Star Trek books, part 1: James Blish

2024-06-09 07:25:54

I am (slowly, I fear) working my way through the entire published corpus of Star Trek books. There are nearly a thousand–too many for me to recognize trends by looking at them all individually. I will collect my thoughts on some suitable subset of them (generally chronologically) periodically, in hopes of cutting the problem down to a more manageable size.

So, let's begin at the beginning. Early fanfic authors and zine editors say they wanted more Trek, and there wasn't any, so they made their own, and nearly six decades later fans are still at it. Eventually, the suits clued in and started publishing Star Trek novels by the shelf-full (and comics, movies, and everything else–but this is about the books), but at first, there were only James Blish's adaptations of the TV scripts on offer.

There are twelve numbered books, plus one extra:

The final of these books includes an original story featuring Harry Mudd (in addition to adaptations of the two episodes he's in). Beginning with Star Trek 6, the books were actually written by Blish's wife, Judy (J. A. Lawrence), and her mother (Ketterer, 1987, p. 25), with Blish doing only "quality control" (Ayers, 2006, p. 9). I did enjoy the writing more in several of the later books–perhaps that's why.

Looking back over my notes, I'm surprised by how positive I was about them, overall. By the time I got through all of them and Alan Dean Foster's adaptations of Star Trek: The Animated Series too, I was really sick of reading novelizations, and it colored my memories of these.

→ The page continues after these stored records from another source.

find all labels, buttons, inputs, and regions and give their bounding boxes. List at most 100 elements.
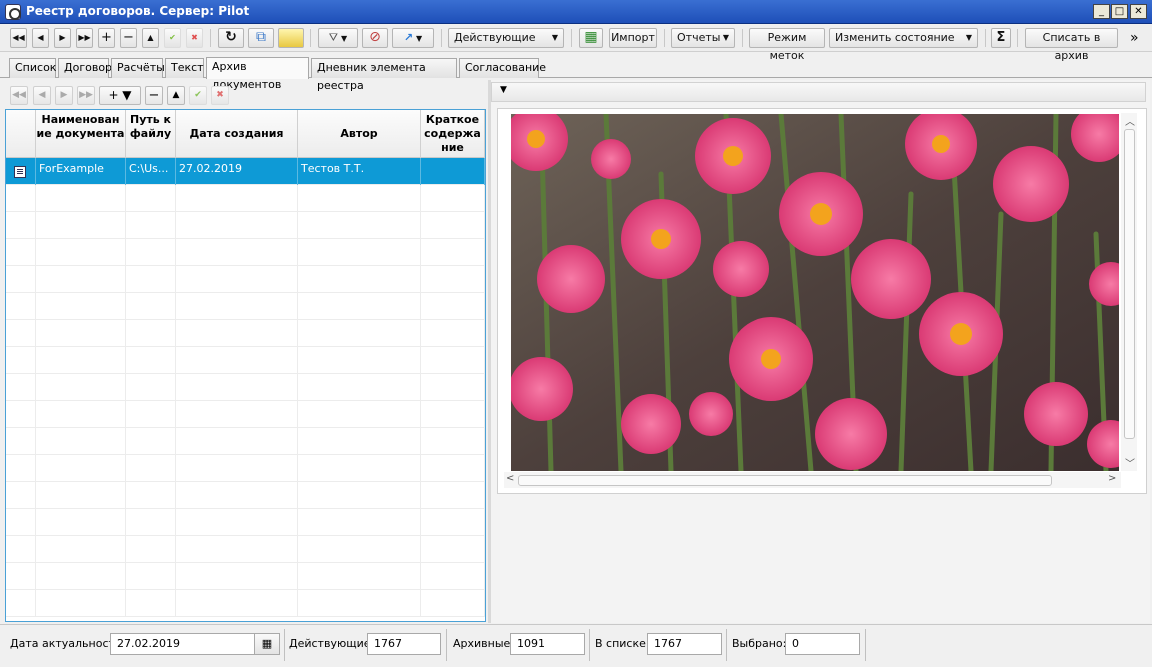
- scroll-left-icon[interactable]: <: [506, 473, 514, 484]
- empty-cell: [298, 374, 421, 401]
- tab-approval[interactable]: Согласование: [459, 58, 546, 78]
- empty-row: [6, 401, 485, 428]
- horizontal-scrollbar[interactable]: < >: [504, 472, 1121, 488]
- chevron-down-icon: ▼: [416, 34, 423, 43]
- empty-cell: [6, 266, 36, 293]
- actuality-date-input[interactable]: 27.02.2019: [110, 633, 255, 655]
- sum-button[interactable]: Σ: [991, 28, 1011, 48]
- archive-count-field[interactable]: 1091: [510, 633, 585, 655]
- active-count-label: Действующие:: [289, 637, 375, 650]
- tab-calculations[interactable]: Расчёты: [111, 58, 165, 78]
- empty-cell: [176, 347, 298, 374]
- vertical-scroll-thumb[interactable]: [1124, 129, 1135, 439]
- preview-panel: ▼ ︿ ﹀ < >: [491, 80, 1150, 623]
- reports-label: Отчеты: [677, 31, 721, 44]
- doc-apply-button[interactable]: ✔: [189, 86, 207, 105]
- import-button[interactable]: Импорт: [609, 28, 657, 48]
- horizontal-scroll-thumb[interactable]: [518, 475, 1052, 486]
- doc-cancel-button[interactable]: ✖: [211, 86, 229, 105]
- refresh-icon[interactable]: ↻: [218, 28, 244, 48]
- empty-cell: [126, 347, 176, 374]
- tab-list[interactable]: Список: [9, 58, 56, 78]
- empty-cell: [298, 347, 421, 374]
- empty-cell: [6, 347, 36, 374]
- document-image: [511, 114, 1119, 471]
- empty-cell: [6, 293, 36, 320]
- apply-button[interactable]: ✔: [164, 28, 181, 48]
- empty-cell: [421, 239, 485, 266]
- flowers-image: [511, 114, 1119, 471]
- chevron-down-icon: ▼: [722, 33, 729, 42]
- reports-button[interactable]: Отчеты ▼: [671, 28, 735, 48]
- empty-cell: [6, 185, 36, 212]
- empty-cell: [126, 509, 176, 536]
- cell-author[interactable]: Тестов Т.Т.: [298, 158, 421, 185]
- filter-icon: ⛛: [328, 31, 339, 44]
- doc-next-button[interactable]: ▶: [55, 86, 73, 105]
- table-row[interactable]: ForExample C:\Us... 27.02.2019 Тестов Т.…: [6, 158, 485, 185]
- cell-summary[interactable]: [421, 158, 485, 185]
- doc-last-button[interactable]: ▶▶: [77, 86, 95, 105]
- empty-cell: [421, 293, 485, 320]
- cell-path[interactable]: C:\Us...: [126, 158, 176, 185]
- wizard-icon[interactable]: [278, 28, 304, 48]
- navigate-button[interactable]: ↗ ▼: [392, 28, 434, 48]
- chevron-down-icon: ▼: [341, 34, 348, 43]
- empty-cell: [176, 509, 298, 536]
- doc-add-button[interactable]: + ▼: [99, 86, 141, 105]
- column-header-date[interactable]: Дата создания: [176, 110, 298, 158]
- nav-first-button[interactable]: ◀◀: [10, 28, 27, 48]
- empty-cell: [298, 266, 421, 293]
- doc-prev-button[interactable]: ◀: [33, 86, 51, 105]
- column-header-path[interactable]: Путь к файлу: [126, 110, 176, 158]
- clear-filter-icon[interactable]: ⊘: [362, 28, 388, 48]
- empty-cell: [6, 239, 36, 266]
- status-filter-select[interactable]: Действующие ▼: [448, 28, 564, 48]
- cell-date[interactable]: 27.02.2019: [176, 158, 298, 185]
- remove-button[interactable]: −: [120, 28, 137, 48]
- empty-cell: [298, 509, 421, 536]
- scroll-right-icon[interactable]: >: [1108, 473, 1116, 484]
- filter-button[interactable]: ⛛ ▼: [318, 28, 358, 48]
- cell-name[interactable]: ForExample: [36, 158, 126, 185]
- cancel-button[interactable]: ✖: [186, 28, 203, 48]
- tab-registry-diary[interactable]: Дневник элемента реестра: [311, 58, 457, 92]
- empty-cell: [176, 455, 298, 482]
- calendar-icon[interactable]: ▦: [254, 633, 280, 655]
- close-button[interactable]: ✕: [1130, 4, 1147, 19]
- change-state-select[interactable]: Изменить состояние ▼: [829, 28, 978, 48]
- excel-icon[interactable]: ▦: [579, 28, 603, 48]
- tab-contract[interactable]: Договор: [58, 58, 112, 78]
- copy-icon[interactable]: ⧉: [248, 28, 274, 48]
- minimize-button[interactable]: _: [1093, 4, 1110, 19]
- empty-cell: [176, 293, 298, 320]
- scroll-up-icon[interactable]: ︿: [1125, 113, 1135, 128]
- nav-prev-button[interactable]: ◀: [32, 28, 49, 48]
- nav-last-button[interactable]: ▶▶: [76, 28, 93, 48]
- column-header-summary[interactable]: Краткое содержа ние: [421, 110, 485, 158]
- add-button[interactable]: +: [98, 28, 115, 48]
- status-filter-value: Действующие: [454, 31, 536, 44]
- write-off-archive-button[interactable]: Списать в архив: [1025, 28, 1118, 62]
- empty-cell: [36, 293, 126, 320]
- tab-document-archive[interactable]: Архив документов: [206, 57, 309, 91]
- tab-text[interactable]: Текст: [165, 58, 204, 78]
- active-count-field[interactable]: 1767: [367, 633, 441, 655]
- selected-count-field[interactable]: 0: [785, 633, 860, 655]
- doc-remove-button[interactable]: −: [145, 86, 163, 105]
- toolbar-overflow-button[interactable]: »: [1130, 30, 1139, 46]
- maximize-button[interactable]: □: [1111, 4, 1128, 19]
- vertical-scrollbar[interactable]: ︿ ﹀: [1121, 113, 1137, 471]
- empty-cell: [6, 509, 36, 536]
- nav-next-button[interactable]: ▶: [54, 28, 71, 48]
- scroll-down-icon[interactable]: ﹀: [1125, 455, 1135, 470]
- column-header-author[interactable]: Автор: [298, 110, 421, 158]
- doc-first-button[interactable]: ◀◀: [10, 86, 28, 105]
- move-up-button[interactable]: ▲: [142, 28, 159, 48]
- empty-cell: [421, 482, 485, 509]
- column-header-name[interactable]: Наименован ие документа: [36, 110, 126, 158]
- list-count-field[interactable]: 1767: [647, 633, 722, 655]
- marks-mode-button[interactable]: Режим меток: [749, 28, 825, 62]
- doc-up-button[interactable]: ▲: [167, 86, 185, 105]
- collapse-caret-icon[interactable]: ▼: [500, 85, 507, 95]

Which isn't to say they're particularly good! They suffer from being straight adaptations of TV scripts, with very little in the way of added depth. They served as a barely adequate substitute for the episodes, I imagine, in a time before home video or streaming, but I guess at least half of the adaptations were outright bad, usually either because they adapted bad episodes or because they adapted episodes that were carried by the strength of the acting.

To boil it all down to a single recommendation: skip these. There were high points and low points, but you won't miss anything, and your time is better spent on other books.


Ayers, J. (2006). Voyages of Imagination: The Star Trek Fiction Companion. Pocket Books.
Ketterer, D. (1987). Imprisoned in a tesseract: the life and work of James Blish. Kent State University Press.